You can tell a lot about a football team by the way it talks in May.
And right now, the Dallas Cowboys are talking about something that goes way deeper than depth charts and playbooks.
In a recent interview with 1310 The Ticket, Dak Prescott opened up about what leadership looks like without future Hall of Famers like Tyron Smith and Zack Martin around. And he didn’t start with speeches or toughness or even wins.
He started with relationships.
“There’s different times you’re reaching out to different people, whether it’s them getting drafted or whether it’s welcoming a baby into their family or getting engaged,” Prescott said. “It’s important for me to know the person and not just the guy in the football number.”
It’s a subtle quote. But it’s not accidental.
Because that mindset is exactly what Brian Schottenheimer has been preaching all offseason.
From the very first team meeting — when Schottenheimer chose a laid-back 10-minute meet-and-greet instead of the usual awkward “stand up and speak” format — the emphasis has been clear: relationships over rehearsals. People before plays.

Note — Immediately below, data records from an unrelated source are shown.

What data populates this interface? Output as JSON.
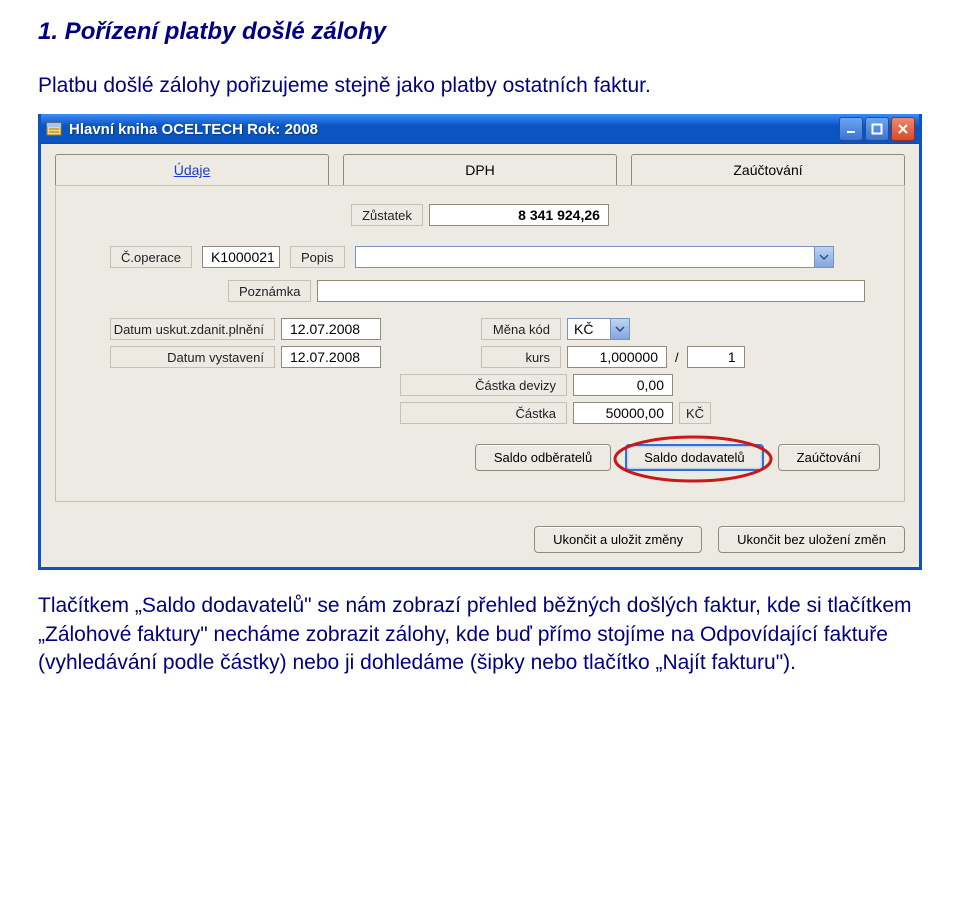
{
  "doc": {
    "heading": "1.  Pořízení platby došlé zálohy",
    "para_top": "Platbu došlé zálohy pořizujeme stejně jako platby ostatních faktur.",
    "para_bottom": "Tlačítkem „Saldo dodavatelů\" se nám zobrazí přehled běžných došlých faktur, kde si tlačítkem „Zálohové faktury\" necháme zobrazit zálohy, kde buď přímo stojíme na Odpovídající faktuře (vyhledávání podle částky) nebo ji dohledáme (šipky nebo tlačítko „Najít fakturu\")."
  },
  "window": {
    "title": "Hlavní kniha  OCELTECH  Rok: 2008"
  },
  "tabs": {
    "t1": "Údaje",
    "t2": "DPH",
    "t3": "Zaúčtování"
  },
  "balance": {
    "label": "Zůstatek",
    "value": "8 341 924,26"
  },
  "operation": {
    "op_label": "Č.operace",
    "op_value": "K1000021",
    "desc_label": "Popis",
    "desc_value": ""
  },
  "note": {
    "label": "Poznámka",
    "value": ""
  },
  "fields": {
    "date_tax_label": "Datum uskut.zdanit.plnění",
    "date_tax_value": "12.07.2008",
    "currency_label": "Měna kód",
    "currency_value": "KČ",
    "date_issue_label": "Datum vystavení",
    "date_issue_value": "12.07.2008",
    "rate_label": "kurs",
    "rate_value": "1,000000",
    "rate_sep": "/",
    "rate_per": "1",
    "amount_fx_label": "Částka devizy",
    "amount_fx_value": "0,00",
    "amount_label": "Částka",
    "amount_value": "50000,00",
    "amount_curr": "KČ"
  },
  "buttons": {
    "saldo_cust": "Saldo odběratelů",
    "saldo_supp": "Saldo dodavatelů",
    "posting": "Zaúčtování"
  },
  "footer": {
    "save": "Ukončit a uložit změny",
    "cancel": "Ukončit bez uložení změn"
  }
}
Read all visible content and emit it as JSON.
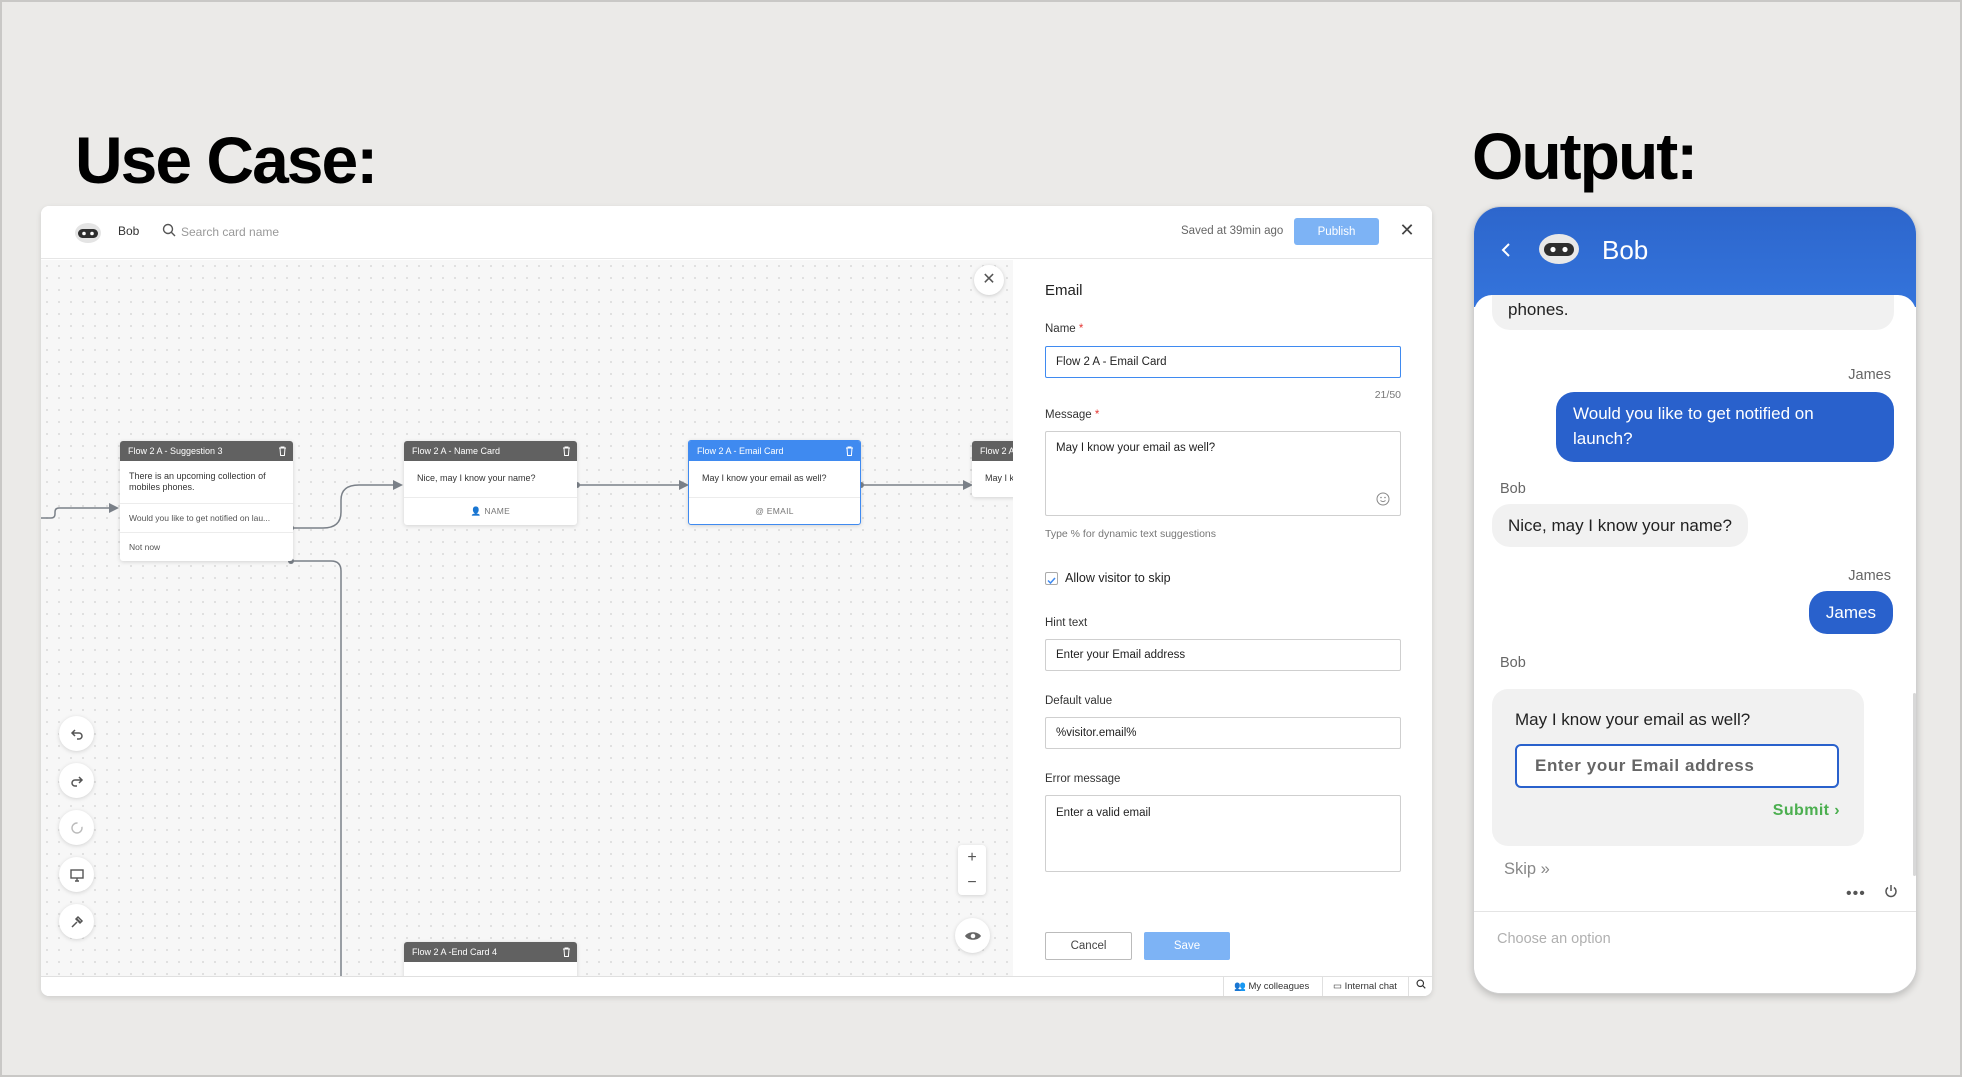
{
  "headings": {
    "use_case": "Use Case:",
    "output": "Output:"
  },
  "builder": {
    "bot_name": "Bob",
    "search_placeholder": "Search card name",
    "saved_text": "Saved at 39min ago",
    "publish_label": "Publish",
    "cards": [
      {
        "title": "Flow 2 A - Suggestion 3",
        "body": "There is an upcoming collection of mobiles phones.",
        "rows": [
          "Would you like to get notified on lau...",
          "Not now"
        ]
      },
      {
        "title": "Flow 2 A - Name Card",
        "body": "Nice, may I know your name?",
        "footer": "NAME",
        "footer_icon": "person-icon"
      },
      {
        "title": "Flow 2 A - Email Card",
        "body": "May I know your email as well?",
        "footer": "EMAIL",
        "footer_icon": "at-icon"
      },
      {
        "title": "Flow 2 A",
        "body": "May I k"
      },
      {
        "title": "Flow 2 A -End Card 4"
      }
    ],
    "tools": [
      "undo-icon",
      "redo-icon",
      "refresh-icon",
      "monitor-icon",
      "pin-icon"
    ],
    "panel": {
      "title": "Email",
      "name_label": "Name",
      "name_value": "Flow 2 A - Email Card",
      "name_counter": "21/50",
      "message_label": "Message",
      "message_value": "May I know your email as well?",
      "message_hint": "Type % for dynamic text suggestions",
      "skip_label": "Allow visitor to skip",
      "hint_label": "Hint text",
      "hint_value": "Enter your Email address",
      "default_label": "Default value",
      "default_value": "%visitor.email%",
      "error_label": "Error message",
      "error_value": "Enter a valid email",
      "cancel_label": "Cancel",
      "save_label": "Save"
    },
    "status": {
      "colleagues": "My colleagues",
      "internal_chat": "Internal chat"
    }
  },
  "chat": {
    "title": "Bob",
    "messages": {
      "bot_1": "phones.",
      "user_1_sender": "James",
      "user_1": "Would you like to get notified on launch?",
      "bot_2_sender": "Bob",
      "bot_2": "Nice, may I know your name?",
      "user_2_sender": "James",
      "user_2": "James",
      "bot_3_sender": "Bob"
    },
    "email_card": {
      "question": "May I know your email as well?",
      "placeholder": "Enter your Email address",
      "submit": "Submit ›"
    },
    "skip": "Skip »",
    "dots": "•••",
    "footer_placeholder": "Choose an option",
    "colors": {
      "header": "#2d66cc",
      "user_bubble": "#2961cc",
      "submit": "#4caf50"
    }
  }
}
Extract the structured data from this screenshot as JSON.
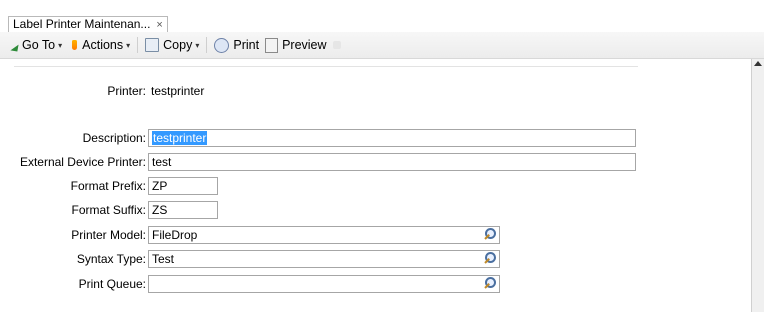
{
  "tab": {
    "title": "Label Printer Maintenan...",
    "close": "×"
  },
  "toolbar": {
    "goto_label": "Go To",
    "actions_label": "Actions",
    "copy_label": "Copy",
    "print_label": "Print",
    "preview_label": "Preview",
    "caret": "▾"
  },
  "form": {
    "printer_label": "Printer:",
    "printer_value": "testprinter",
    "description_label": "Description:",
    "description_value": "testprinter",
    "external_label": "External Device Printer:",
    "external_value": "test",
    "prefix_label": "Format Prefix:",
    "prefix_value": "ZP",
    "suffix_label": "Format Suffix:",
    "suffix_value": "ZS",
    "model_label": "Printer Model:",
    "model_value": "FileDrop",
    "syntax_label": "Syntax Type:",
    "syntax_value": "Test",
    "queue_label": "Print Queue:",
    "queue_value": ""
  }
}
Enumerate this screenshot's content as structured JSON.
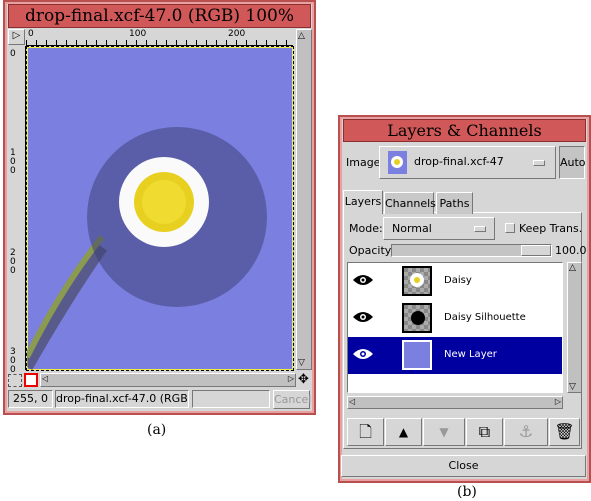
{
  "image_window": {
    "title": "drop-final.xcf-47.0 (RGB) 100%",
    "ruler_top": [
      "0",
      "100",
      "200"
    ],
    "ruler_left": [
      "0",
      "100",
      "200",
      "300"
    ],
    "coords": "255, 0",
    "status": "drop-final.xcf-47.0 (RGB)",
    "cancel_label": "Cancel",
    "canvas_color": "#7b80e0",
    "caption": "(a)"
  },
  "layers_dialog": {
    "title": "Layers & Channels",
    "image_label": "Image:",
    "image_value": "drop-final.xcf-47",
    "auto_label": "Auto",
    "tabs": [
      {
        "label": "Layers",
        "active": true
      },
      {
        "label": "Channels"
      },
      {
        "label": "Paths"
      }
    ],
    "mode_label": "Mode:",
    "mode_value": "Normal",
    "keep_trans_label": "Keep Trans.",
    "opacity_label": "Opacity:",
    "opacity_value": "100.0",
    "layers": [
      {
        "name": "Daisy",
        "visible": true,
        "selected": false
      },
      {
        "name": "Daisy Silhouette",
        "visible": true,
        "selected": false
      },
      {
        "name": "New Layer",
        "visible": true,
        "selected": true
      }
    ],
    "buttons": [
      "new-layer",
      "raise-layer",
      "lower-layer",
      "duplicate-layer",
      "anchor-layer",
      "delete-layer"
    ],
    "close_label": "Close",
    "selection_color": "#0000a0",
    "caption": "(b)"
  }
}
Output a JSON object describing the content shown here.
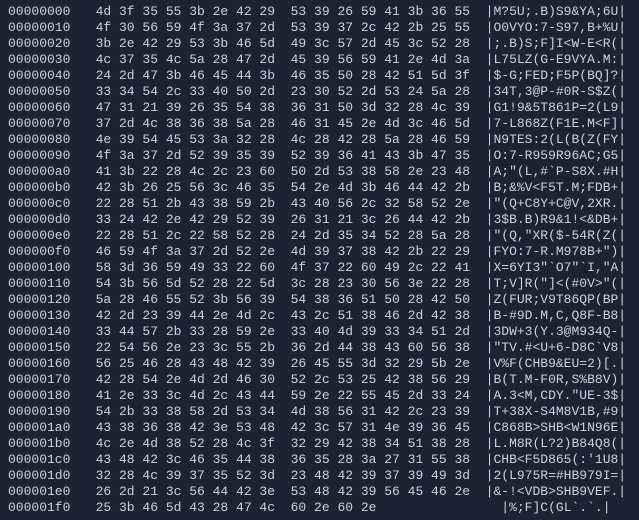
{
  "hexdump": {
    "rows": [
      {
        "addr": "00000000",
        "hex": "4d 3f 35 55 3b 2e 42 29  53 39 26 59 41 3b 36 55",
        "ascii": "|M?5U;.B)S9&YA;6U|"
      },
      {
        "addr": "00000010",
        "hex": "4f 30 56 59 4f 3a 37 2d  53 39 37 2c 42 2b 25 55",
        "ascii": "|O0VYO:7-S97,B+%U|"
      },
      {
        "addr": "00000020",
        "hex": "3b 2e 42 29 53 3b 46 5d  49 3c 57 2d 45 3c 52 28",
        "ascii": "|;.B)S;F]I<W-E<R(|"
      },
      {
        "addr": "00000030",
        "hex": "4c 37 35 4c 5a 28 47 2d  45 39 56 59 41 2e 4d 3a",
        "ascii": "|L75LZ(G-E9VYA.M:|"
      },
      {
        "addr": "00000040",
        "hex": "24 2d 47 3b 46 45 44 3b  46 35 50 28 42 51 5d 3f",
        "ascii": "|$-G;FED;F5P(BQ]?|"
      },
      {
        "addr": "00000050",
        "hex": "33 34 54 2c 33 40 50 2d  23 30 52 2d 53 24 5a 28",
        "ascii": "|34T,3@P-#0R-S$Z(|"
      },
      {
        "addr": "00000060",
        "hex": "47 31 21 39 26 35 54 38  36 31 50 3d 32 28 4c 39",
        "ascii": "|G1!9&5T861P=2(L9|"
      },
      {
        "addr": "00000070",
        "hex": "37 2d 4c 38 36 38 5a 28  46 31 45 2e 4d 3c 46 5d",
        "ascii": "|7-L868Z(F1E.M<F]|"
      },
      {
        "addr": "00000080",
        "hex": "4e 39 54 45 53 3a 32 28  4c 28 42 28 5a 28 46 59",
        "ascii": "|N9TES:2(L(B(Z(FY|"
      },
      {
        "addr": "00000090",
        "hex": "4f 3a 37 2d 52 39 35 39  52 39 36 41 43 3b 47 35",
        "ascii": "|O:7-R959R96AC;G5|"
      },
      {
        "addr": "000000a0",
        "hex": "41 3b 22 28 4c 2c 23 60  50 2d 53 38 58 2e 23 48",
        "ascii": "|A;\"(L,#`P-S8X.#H|"
      },
      {
        "addr": "000000b0",
        "hex": "42 3b 26 25 56 3c 46 35  54 2e 4d 3b 46 44 42 2b",
        "ascii": "|B;&%V<F5T.M;FDB+|"
      },
      {
        "addr": "000000c0",
        "hex": "22 28 51 2b 43 38 59 2b  43 40 56 2c 32 58 52 2e",
        "ascii": "|\"(Q+C8Y+C@V,2XR.|"
      },
      {
        "addr": "000000d0",
        "hex": "33 24 42 2e 42 29 52 39  26 31 21 3c 26 44 42 2b",
        "ascii": "|3$B.B)R9&1!<&DB+|"
      },
      {
        "addr": "000000e0",
        "hex": "22 28 51 2c 22 58 52 28  24 2d 35 34 52 28 5a 28",
        "ascii": "|\"(Q,\"XR($-54R(Z(|"
      },
      {
        "addr": "000000f0",
        "hex": "46 59 4f 3a 37 2d 52 2e  4d 39 37 38 42 2b 22 29",
        "ascii": "|FYO:7-R.M978B+\")|"
      },
      {
        "addr": "00000100",
        "hex": "58 3d 36 59 49 33 22 60  4f 37 22 60 49 2c 22 41",
        "ascii": "|X=6YI3\"`O7\"`I,\"A|"
      },
      {
        "addr": "00000110",
        "hex": "54 3b 56 5d 52 28 22 5d  3c 28 23 30 56 3e 22 28",
        "ascii": "|T;V]R(\"]<(#0V>\"(|"
      },
      {
        "addr": "00000120",
        "hex": "5a 28 46 55 52 3b 56 39  54 38 36 51 50 28 42 50",
        "ascii": "|Z(FUR;V9T86QP(BP|"
      },
      {
        "addr": "00000130",
        "hex": "42 2d 23 39 44 2e 4d 2c  43 2c 51 38 46 2d 42 38",
        "ascii": "|B-#9D.M,C,Q8F-B8|"
      },
      {
        "addr": "00000140",
        "hex": "33 44 57 2b 33 28 59 2e  33 40 4d 39 33 34 51 2d",
        "ascii": "|3DW+3(Y.3@M934Q-|"
      },
      {
        "addr": "00000150",
        "hex": "22 54 56 2e 23 3c 55 2b  36 2d 44 38 43 60 56 38",
        "ascii": "|\"TV.#<U+6-D8C`V8|"
      },
      {
        "addr": "00000160",
        "hex": "56 25 46 28 43 48 42 39  26 45 55 3d 32 29 5b 2e",
        "ascii": "|V%F(CHB9&EU=2)[.|"
      },
      {
        "addr": "00000170",
        "hex": "42 28 54 2e 4d 2d 46 30  52 2c 53 25 42 38 56 29",
        "ascii": "|B(T.M-F0R,S%B8V)|"
      },
      {
        "addr": "00000180",
        "hex": "41 2e 33 3c 4d 2c 43 44  59 2e 22 55 45 2d 33 24",
        "ascii": "|A.3<M,CDY.\"UE-3$|"
      },
      {
        "addr": "00000190",
        "hex": "54 2b 33 38 58 2d 53 34  4d 38 56 31 42 2c 23 39",
        "ascii": "|T+38X-S4M8V1B,#9|"
      },
      {
        "addr": "000001a0",
        "hex": "43 38 36 38 42 3e 53 48  42 3c 57 31 4e 39 36 45",
        "ascii": "|C868B>SHB<W1N96E|"
      },
      {
        "addr": "000001b0",
        "hex": "4c 2e 4d 38 52 28 4c 3f  32 29 42 38 34 51 38 28",
        "ascii": "|L.M8R(L?2)B84Q8(|"
      },
      {
        "addr": "000001c0",
        "hex": "43 48 42 3c 46 35 44 38  36 35 28 3a 27 31 55 38",
        "ascii": "|CHB<F5D865(:'1U8|"
      },
      {
        "addr": "000001d0",
        "hex": "32 28 4c 39 37 35 52 3d  23 48 42 39 37 39 49 3d",
        "ascii": "|2(L975R=#HB979I=|"
      },
      {
        "addr": "000001e0",
        "hex": "26 2d 21 3c 56 44 42 3e  53 48 42 39 56 45 46 2e",
        "ascii": "|&-!<VDB>SHB9VEF.|"
      },
      {
        "addr": "000001f0",
        "hex": "25 3b 46 5d 43 28 47 4c  60 2e 60 2e              ",
        "ascii": "|%;F]C(GL`.`.|"
      }
    ]
  }
}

Schottenheimer said it best himself just a few weeks ago: “Football is a relationship business.”
And now his quarterback — the face of the franchise — is echoing the same thing without even being prompted.
It’s not about faking chemistry. It’s about actually building it.
And in an NFL world that’s constantly chasing speed and scheme, the Cowboys are choosing to focus on something harder to measure, but impossible to fake.
We're not saying there isn't some "loud leadership'' being put in place, too. (Hello, Micah Parsons.)
But the QB and the coach are major centerpieces here.
The person behind the player. The bond behind the brand.
That’s what Schotty is about. And clearly, so is No. 4.